House rejects farm bill, 62 Republicans vote no


GEORGIA ANGLE

Only five of Georgia’s 14 House members voted for the farm bill: Reps. John Barrow, an Augusta Democrat; Jack Kingston, a Savannah Republican; Austin Scott, a Tifton Republican; Lynn Westmoreland, a Coweta County Republican; and Rob Woodall, a Lawrenceville Republican. Kingston represents a mostly rural South Georgia district and has long supported farm legislation, but he was under pressure from conservative groups to vote against the bill as he mounts a campaign for the Senate. Kingston said the bill’s $20 billion in food stamp cuts and a floor amendment he backed to create a food stamp work requirement — mirroring the 1996 welfare reform — made it worthy of support, as did its agriculture reforms. “Agriculture is a $71.1 billion annual economic impact in our state and employs 6 in 10 Georgians,” Kingston said in a statement. “This legislation is of vital importance to Georgia agriculture because it provides certainty over the next five years.”

Daniel Malloy

HOW THEY VOTED

TEXAS

John Carter (R) Yes

Lloyd Doggett (D) No

Blake Farenthold (R) Yes

Bill Flores (R) Yes

Michael McCaul (R) Yes

Lamar Smith (R) Yes

Roger Williams (R) Yes

OHIO

John Boehner (R) Yes

Steve Chabot (R) No

Jim Jordan (R) No

Michael Turner (R) Yes

FLORIDA

Ted Deutch (D) No

Lois Frankel (D) No

Alcee Hastings (D) No

Patrick Murphy (D) Yes

The House rejected a five-year, half-trillion-dollar farm bill Thursday that would have cut $2 billion annually from food stamps and let states impose broad new work requirements on those who receive them.

Those cuts weren’t deep enough for many Republicans who objected to the cost of the nearly $80 billion-a-year food stamp program, which has doubled in the past five years. The vote was 234-195 against the bill, with 62 Republicans voting against it.

The bill also suffered from lack of Democratic support necessary for the traditionally bipartisan farm bill to pass. Only 24 Democrats voted in favor of the legislation after many said the food stamp cuts could remove as many as 2 million needy recipients from the rolls.

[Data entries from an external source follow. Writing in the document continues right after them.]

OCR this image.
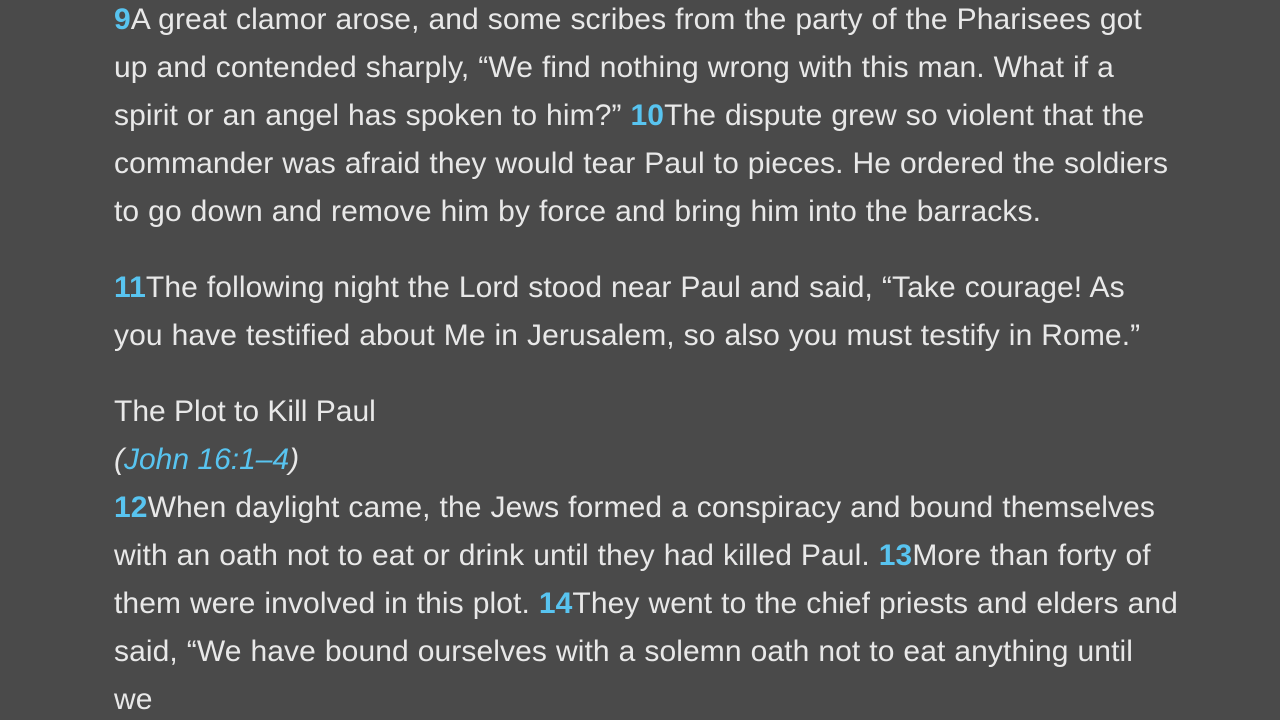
9A great clamor arose, and some scribes from the party of the Pharisees got up and contended sharply, “We find nothing wrong with this man. What if a spirit or an angel has spoken to him?” 10The dispute grew so violent that the commander was afraid they would tear Paul to pieces. He ordered the soldiers to go down and remove him by force and bring him into the barracks.

11The following night the Lord stood near Paul and said, “Take courage! As you have testified about Me in Jerusalem, so also you must testify in Rome.”

The Plot to Kill Paul
(John 16:1–4)

12When daylight came, the Jews formed a conspiracy and bound themselves with an oath not to eat or drink until they had killed Paul. 13More than forty of them were involved in this plot. 14They went to the chief priests and elders and said, “We have bound ourselves with a solemn oath not to eat anything until we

Republicans added the optional state work requirements before the final vote, prompting some Democrats to drop their support.

Majority Leader Eric Cantor, R-Va., and No. 2 Democrat Steny Hoyer of Maryland, both of whom voted for the bill, immediately took to the House floor and blamed the other’s party for the defeat.

Cantor said it was a “disappointing day” and that Democrats had been a “disappointing player.”

Hoyer suggested that Republicans voted for the food stamp work requirements to tank the bill.

“What happened today is you turned a bipartisan bill, necessary for our farmers, necessary for our consumers, necessary for the people of America, that many of us would have supported, and you turned it into a partisan bill,” he said.

The Senate overwhelmingly passed its version of the farm bill last week, with about $2.4 billion a year in overall cuts and a $400 million annual decrease in food stamps — one-fifth of the House bill’s food stamp cuts. The White House was supportive of the Senate version but had issued a veto threat of the House bill.

If the two chambers cannot come together on a bill, farm-state lawmakers could push for an extension of the 2008 farm bill that expires in September or negotiate a new bill with the Senate and try again.

Some conservatives have suggested separating the farm programs and the food stamps into separate bills. Farm-state lawmakers have for decades added food stamps to farm bills to garner urban votes for the rural bill. But that connection has made passage harder this year.

House Agriculture Committee Chairman Frank Lucas, R-Okla., said Thursday that the committee is assessing all its options and will continue its work in the “near future.”

Just before the vote, Lucas pleaded with his colleagues’ support, saying that if the measure didn’t pass people would use it as an example of a dysfunctional Congress.

“If it fails today, I can’t guarantee you’ll see in this Congress another attempt,” he said.

Minnesota Rep. Collin Peterson, the senior Democrat on the House Agriculture Committee, said he believes the work requirements and a vote that scuttled a proposed dairy overhaul turned too many lawmakers against the measure.

“I had a bunch of people come up to me and say, ‘I was with you but this is it, I’m done’,” Peterson said after the vote.